SURABAYA, 5 Maret 2026 – VNNMedia – Pemerintah Kota (Pemkot) Surabaya melalui Satpol PP meningkatkan pengamanan dan menebalkan personel di sejumlah titik rawan selama Ramadan 2026.
Langkah ini dilakukan untuk menjaga ketenteraman dan ketertiban umum (trantibum), sekaligus mengantisipasi munculnya gelandangan dan pengemis (gepeng) musiman menjelang Idulfitri.
Kepala Bidang Pengendalian Ketenteraman dan Ketertiban Umum Satpol PP Surabaya, Mudita Dhira Widaksa, mengatakan fenomena pengemis musiman hampir selalu terjadi setiap tahun mendekati Lebaran.
“Biasanya menjelang Lebaran, sebagian besar bukan warga Surabaya, melainkan dari luar kota yang datang untuk mencari peruntungan dengan memanfaatkan belas kasihan masyarakat,” ujarnya, Rabu (4/3/2026).
Satpol PP Surabaya telah memetakan sejumlah lokasi yang kerap menjadi titik aktivitas pengemis. Patroli dan pengawasan diperkuat di berbagai fasilitas umum dan fasilitas sosial, termasuk kawasan tempat ibadah besar seperti Masjid Al-Falah, Masjid Al-Akbar Surabaya, serta area wisata religi Sunan Ampel.
Selain itu, pengawasan juga difokuskan di persimpangan jalan dan lampu lalu lintas yang sering menjadi lokasi aktivitas pengemis.
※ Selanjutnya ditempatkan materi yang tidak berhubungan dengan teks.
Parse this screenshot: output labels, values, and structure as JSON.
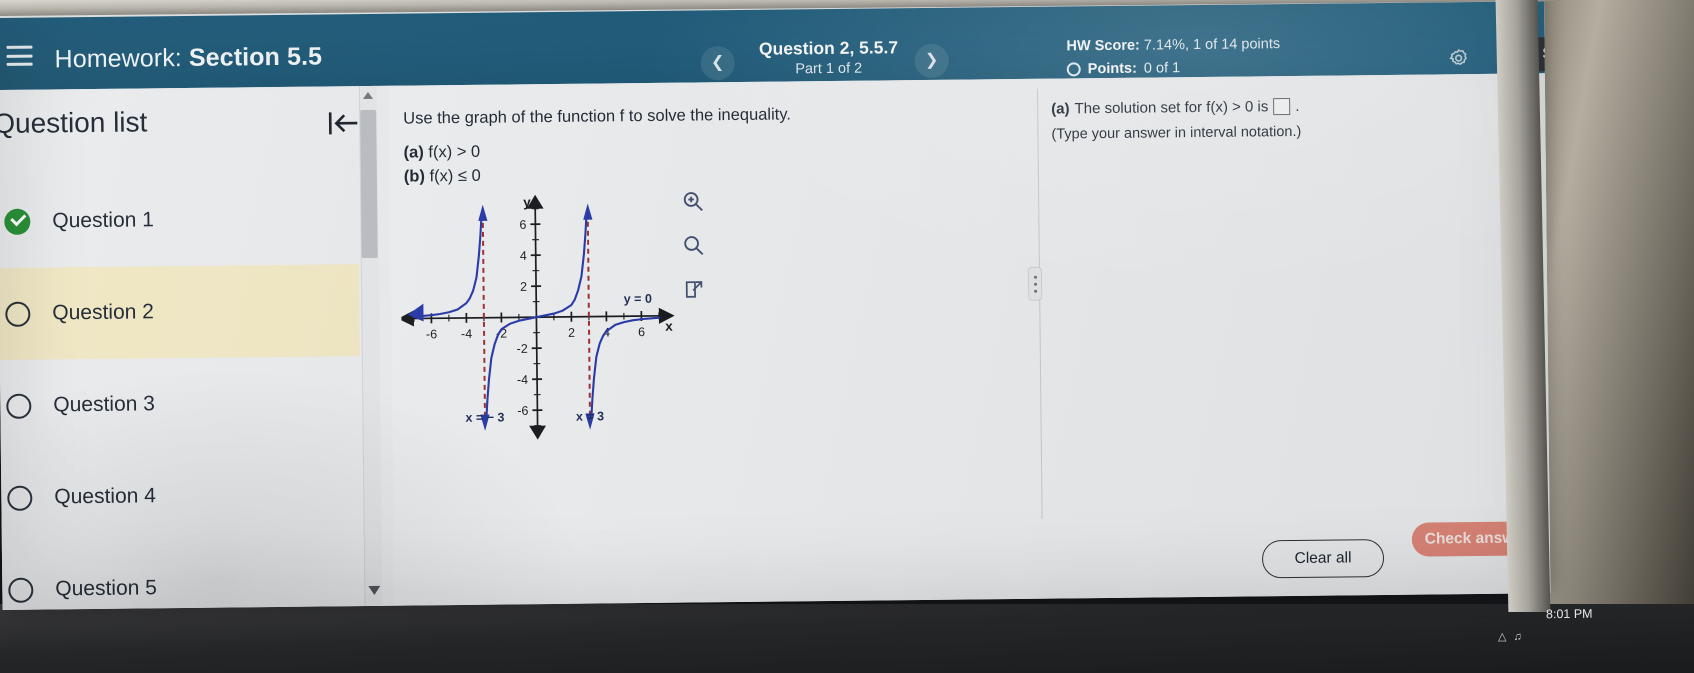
{
  "window": {
    "clock": "8:01 PM"
  },
  "header": {
    "menu_icon": "hamburger-menu-icon",
    "title_prefix": "Homework: ",
    "title_strong": "Section 5.5",
    "prev_icon": "chevron-left-icon",
    "next_icon": "chevron-right-icon",
    "question_label": "Question 2, 5.5.7",
    "part_label": "Part 1 of 2",
    "hw_score_label": "HW Score:",
    "hw_score_value": " 7.14%, 1 of 14 points",
    "points_label": "Points:",
    "points_value": " 0 of 1",
    "points_status_icon": "circle-empty-icon",
    "gear_icon": "gear-icon",
    "save_label": "Save",
    "bar_color": "#1b5c7d",
    "save_bg": "#23282c"
  },
  "sidebar": {
    "heading": "Question list",
    "collapse_icon": "collapse-panel-left-icon",
    "items": [
      {
        "label": "Question 1",
        "status": "complete",
        "active": false
      },
      {
        "label": "Question 2",
        "status": "incomplete",
        "active": true
      },
      {
        "label": "Question 3",
        "status": "incomplete",
        "active": false
      },
      {
        "label": "Question 4",
        "status": "incomplete",
        "active": false
      },
      {
        "label": "Question 5",
        "status": "incomplete",
        "active": false
      }
    ],
    "active_bg": "#f0e7c3",
    "complete_color": "#1f8b2e"
  },
  "question": {
    "prompt": "Use the graph of the function f to solve the inequality.",
    "part_a_tag": "(a) ",
    "part_a_text": "f(x) > 0",
    "part_b_tag": "(b) ",
    "part_b_text": "f(x) ≤ 0",
    "tools": [
      {
        "name": "zoom-in-icon"
      },
      {
        "name": "zoom-out-icon"
      },
      {
        "name": "open-in-new-window-icon"
      }
    ],
    "drag_handle_icon": "drag-handle-icon"
  },
  "answer": {
    "part_tag": "(a) ",
    "part_text_before": "The solution set for f(x) > 0 is",
    "part_text_after": ".",
    "input_value": "",
    "input_placeholder": "",
    "hint": "(Type your answer in interval notation.)",
    "clear_all_label": "Clear all",
    "check_answer_label": "Check answer",
    "check_answer_color": "#e08070"
  },
  "chart_data": {
    "type": "line",
    "title": "",
    "xlabel": "x",
    "ylabel": "y",
    "xlim": [
      -7.2,
      7.2
    ],
    "ylim": [
      -7.2,
      7.2
    ],
    "xticks": [
      -6,
      -4,
      -2,
      2,
      4,
      6
    ],
    "xtick_labels": [
      "-6",
      "-4",
      "-2",
      "2",
      "4",
      "6"
    ],
    "yticks": [
      6,
      4,
      2,
      -2,
      -4,
      -6
    ],
    "ytick_labels": [
      "6",
      "4",
      "2",
      "-2",
      "-4",
      "-6"
    ],
    "grid": false,
    "legend": "none",
    "curve_color": "#2436a8",
    "asymptote_color": "#9e2b2b",
    "annotations": [
      {
        "text": "y = 0",
        "x": 5.0,
        "y": 0.85,
        "kind": "horizontal-asymptote-label"
      },
      {
        "text": "x = − 3",
        "x": -3.0,
        "y": -6.7,
        "kind": "vertical-asymptote-label"
      },
      {
        "text": "x = 3",
        "x": 3.0,
        "y": -6.7,
        "kind": "vertical-asymptote-label"
      }
    ],
    "vertical_asymptotes": [
      -3,
      3
    ],
    "horizontal_asymptote": 0,
    "branches": [
      {
        "name": "left-branch",
        "domain": [
          -7.0,
          -3.0
        ],
        "描述": "approaches y=0 from above as x→-∞, rises to +∞ at x=-3⁻"
      },
      {
        "name": "middle-branch",
        "domain": [
          -3.0,
          3.0
        ],
        "描述": "falls from -∞ at x=-3⁺, crosses near y=0 between -2 and 2, rises to +∞ at x=3⁻"
      },
      {
        "name": "right-branch",
        "domain": [
          3.0,
          7.0
        ],
        "описание": "falls from -∞ at x=3⁺, approaches y=0 from below as x→+∞"
      }
    ],
    "series": [
      {
        "name": "f(x) left branch",
        "x": [
          -7.0,
          -6.5,
          -6.0,
          -5.5,
          -5.0,
          -4.5,
          -4.0,
          -3.8,
          -3.6,
          -3.4,
          -3.25,
          -3.15,
          -3.08
        ],
        "y": [
          0.12,
          0.16,
          0.2,
          0.27,
          0.38,
          0.55,
          0.95,
          1.25,
          1.75,
          2.6,
          4.0,
          5.3,
          6.5
        ]
      },
      {
        "name": "f(x) middle branch",
        "x": [
          -2.92,
          -2.85,
          -2.75,
          -2.6,
          -2.4,
          -2.2,
          -2.0,
          -1.5,
          -1.0,
          0.0,
          1.0,
          1.5,
          2.0,
          2.2,
          2.4,
          2.6,
          2.75,
          2.85,
          2.92
        ],
        "y": [
          -6.5,
          -5.3,
          -4.0,
          -2.6,
          -1.7,
          -1.1,
          -0.75,
          -0.4,
          -0.22,
          0.0,
          0.22,
          0.4,
          0.75,
          1.1,
          1.7,
          2.6,
          4.0,
          5.3,
          6.5
        ]
      },
      {
        "name": "f(x) right branch",
        "x": [
          3.08,
          3.15,
          3.25,
          3.4,
          3.6,
          3.8,
          4.0,
          4.5,
          5.0,
          5.5,
          6.0,
          6.5,
          7.0
        ],
        "y": [
          -6.5,
          -5.3,
          -4.0,
          -2.6,
          -1.75,
          -1.25,
          -0.95,
          -0.55,
          -0.38,
          -0.27,
          -0.2,
          -0.16,
          -0.12
        ]
      }
    ]
  }
}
Petugas melakukan penjagaan intensif di titik dengan tingkat aktivitas tinggi, sementara lokasi lain dipantau secara berkala.
Untuk memperkuat pengawasan, Satpol PP Surabaya bekerja sama dengan organisasi perangkat daerah (OPD), pemerintah kecamatan dan kelurahan, serta unsur TNI-Polri.
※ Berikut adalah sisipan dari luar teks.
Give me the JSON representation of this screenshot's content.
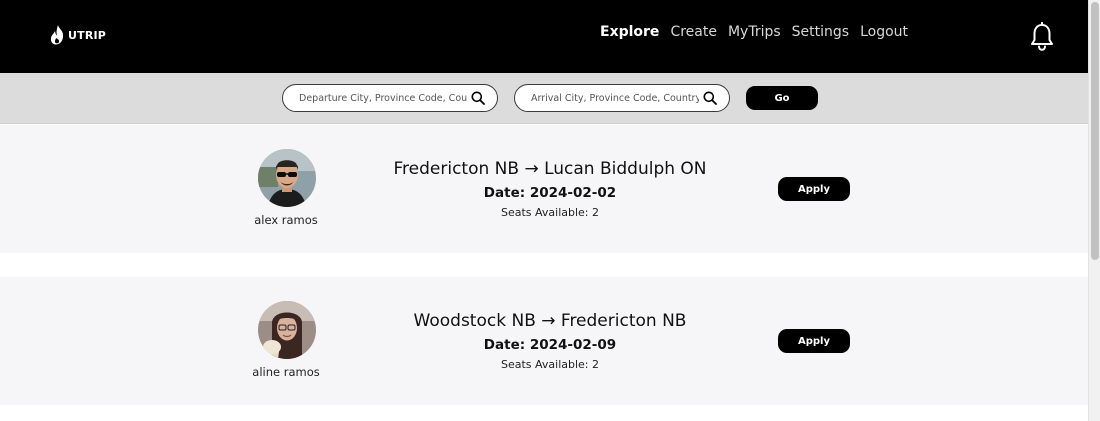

“Kami tidak bekerja sendiri. Koordinasi dengan wilayah terus kami lakukan untuk meminimalisir keberadaan pengemis musiman,” kata Mudita.
Dalam penanganannya, Satpol PP menerapkan skema terintegrasi bersama Dinas Sosial (Dinsos). Pengemis dewasa yang memiliki KTP Surabaya akan dibawa ke Lingkungan Pondok Sosial (Liponsos) untuk proses pendataan dan pembinaan.
Sementara itu, anak-anak warga Surabaya yang terjaring akan diarahkan ke Rumah Perubahan di bawah naungan Dinas Pemberdayaan Perempuan dan Perlindungan Anak serta Pengendalian Penduduk dan Keluarga Berencana (DP3A-PPKB) untuk mendapatkan pembinaan khusus.
Adapun pengemis yang berasal dari luar daerah akan ditempatkan sementara di Liponsos sebelum dikoordinasikan dengan Dinsos Provinsi Jawa Timur untuk dipulangkan ke daerah asalnya.
Satpol PP Surabaya juga mengimbau masyarakat agar tidak memberikan uang kepada pengemis di jalanan. Warga diminta melaporkan keberadaan anak jalanan atau pengemis melalui Call Center 112 agar petugas dapat segera menindaklanjuti.
“Jika menemukan anjal atau pengemis di fasilitas umum maupun lampu merah, silakan hubungi Call Center 112. Petugas akan segera merespons,” pungkas Mudita.